CJI concerned over rising criminal cases
Chief Justice of India KG Balakrishnan has expressed concern over the rising number of criminal cases in the country even as fewer people were coming forward to litigate civil issues, reports Satya Prakash.delhi Updated: Apr 12, 2009 23:12 IST
Chief Justice of India KG Balakrishnan has expressed concern over the rising number of criminal cases in the country even as fewer people were coming forward to litigate civil issues.
“The criminal cases have witnesses a 3 per cent rise while there has been a 6 per cent decrease in civil cases…This is a disturbing trend,” the CJI said on Thursday at a function to mark the beginning of the golden jubilee celebrations of the Bar Association of India.

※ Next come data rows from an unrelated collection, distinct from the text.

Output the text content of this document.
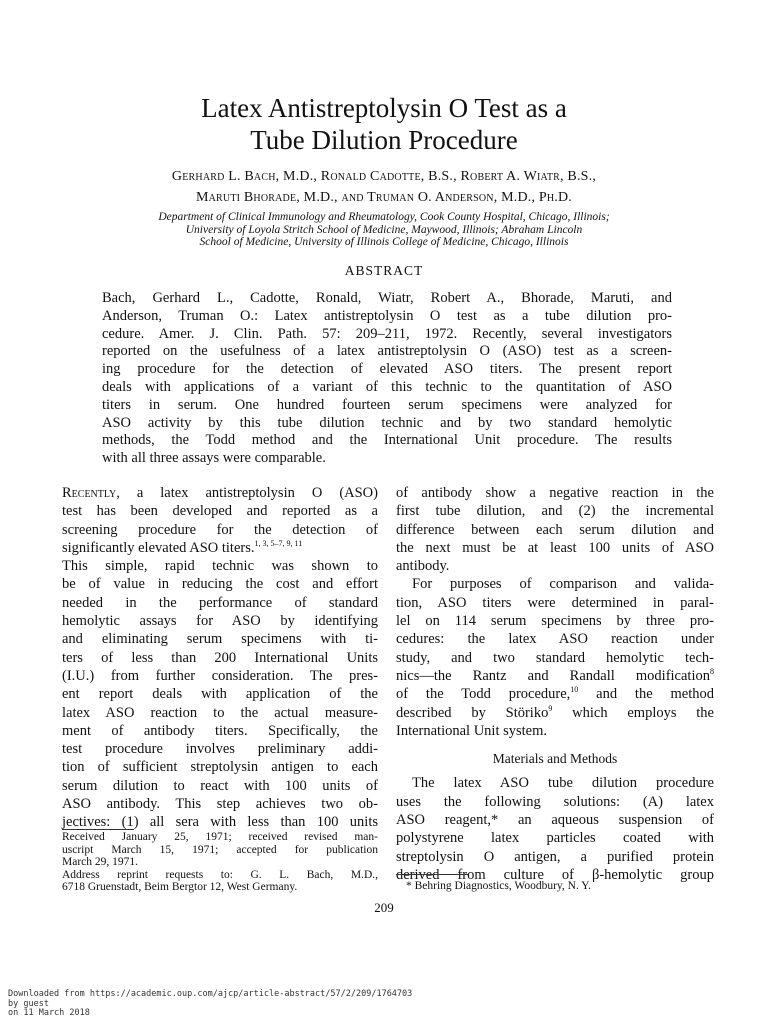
Latex Antistreptolysin O Test as a
Tube Dilution Procedure
Gerhard L. Bach, M.D., Ronald Cadotte, B.S., Robert A. Wiatr, B.S.,
Maruti Bhorade, M.D., and Truman O. Anderson, M.D., Ph.D.
Department of Clinical Immunology and Rheumatology, Cook County Hospital, Chicago, Illinois;
University of Loyola Stritch School of Medicine, Maywood, Illinois; Abraham Lincoln
School of Medicine, University of Illinois College of Medicine, Chicago, Illinois
ABSTRACT
Bach, Gerhard L., Cadotte, Ronald, Wiatr, Robert A., Bhorade, Maruti, and
Anderson, Truman O.: Latex antistreptolysin O test as a tube dilution pro-
cedure. Amer. J. Clin. Path. 57: 209–211, 1972. Recently, several investigators
reported on the usefulness of a latex antistreptolysin O (ASO) test as a screen-
ing procedure for the detection of elevated ASO titers. The present report
deals with applications of a variant of this technic to the quantitation of ASO
titers in serum. One hundred fourteen serum specimens were analyzed for
ASO activity by this tube dilution technic and by two standard hemolytic
methods, the Todd method and the International Unit procedure. The results
with all three assays were comparable.
Recently, a latex antistreptolysin O (ASO)
test has been developed and reported as a
screening procedure for the detection of
significantly elevated ASO titers.$^{1, 3, 5-7, 9, 11}$
This simple, rapid technic was shown to
be of value in reducing the cost and effort
needed in the performance of standard
hemolytic assays for ASO by identifying
and eliminating serum specimens with ti-
ters of less than 200 International Units
(I.U.) from further consideration. The pres-
ent report deals with application of the
latex ASO reaction to the actual measure-
ment of antibody titers. Specifically, the
test procedure involves preliminary addi-
tion of sufficient streptolysin antigen to each
serum dilution to react with 100 units of
ASO antibody. This step achieves two ob-
jectives: (1) all sera with less than 100 units
Received January 25, 1971; received revised man-
uscript March 15, 1971; accepted for publication
March 29, 1971.
Address reprint requests to: G. L. Bach, M.D.,
6718 Gruenstadt, Beim Bergtor 12, West Germany.
of antibody show a negative reaction in the
first tube dilution, and (2) the incremental
difference between each serum dilution and
the next must be at least 100 units of ASO
antibody.
For purposes of comparison and valida-
tion, ASO titers were determined in paral-
lel on 114 serum specimens by three pro-
cedures: the latex ASO reaction under
study, and two standard hemolytic tech-
nics—the Rantz and Randall modification$^8$
of the Todd procedure,$^{10}$ and the method
described by Störiko$^9$ which employs the
International Unit system.
Materials and Methods
The latex ASO tube dilution procedure
uses the following solutions: (A) latex
ASO reagent,* an aqueous suspension of
polystyrene latex particles coated with
streptolysin O antigen, a purified protein
derived from culture of β-hemolytic group
* Behring Diagnostics, Woodbury, N. Y.
209
Downloaded from https://academic.oup.com/ajcp/article-abstract/57/2/209/1764703
by guest
on 11 March 2018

Justice Balakrishnan said 87 per cent of the total cases pending in India were in subordinate courts and 71 per cent of these were criminal cases.
He said that in states with higher literacy rates, the number of civil cases was 29 per 1,000 people while in states with poor literacy rates it was as low as 4.6 per 1,000 people.
Terming the filing of civil cases as “very low”, the CJI wondered why people were not coming forward to litigate civil issues despite having multiple problems.
He requested the bar to ponder over this issue and help genuine and needy litigants get justice at an affordable cost.
Civil cases have to be filed by the individual concerned while in criminal cases it is the state which prosecutes the offender as crime is considered an act against the state and not just against the individual victim of the crime.
The CJI lamented that in recent years there have been some instances of collusion between advocates appearing for the prosecution and the defence in criminal cases.
Raising the issue of exceptionally high fees charged by lawyers, the CJI asked the bar leaders to improve ethical standards and help poor youngsters during their initial years in the legal profession.
Justice Balakrishnan lamented that statutory bodies like the Bar Council of India and other state bar councils often take too much time in deciding complaints of professional misconduct against advocates.
He advised the Bar Association of India (BAI) to take the lead in setting up a body comprising judges, advocates, academicians and others completely dedicated to research in the field of law. Later, BAI secretary Lalit Bhasin said the association had already initiated the process for establishing such a body.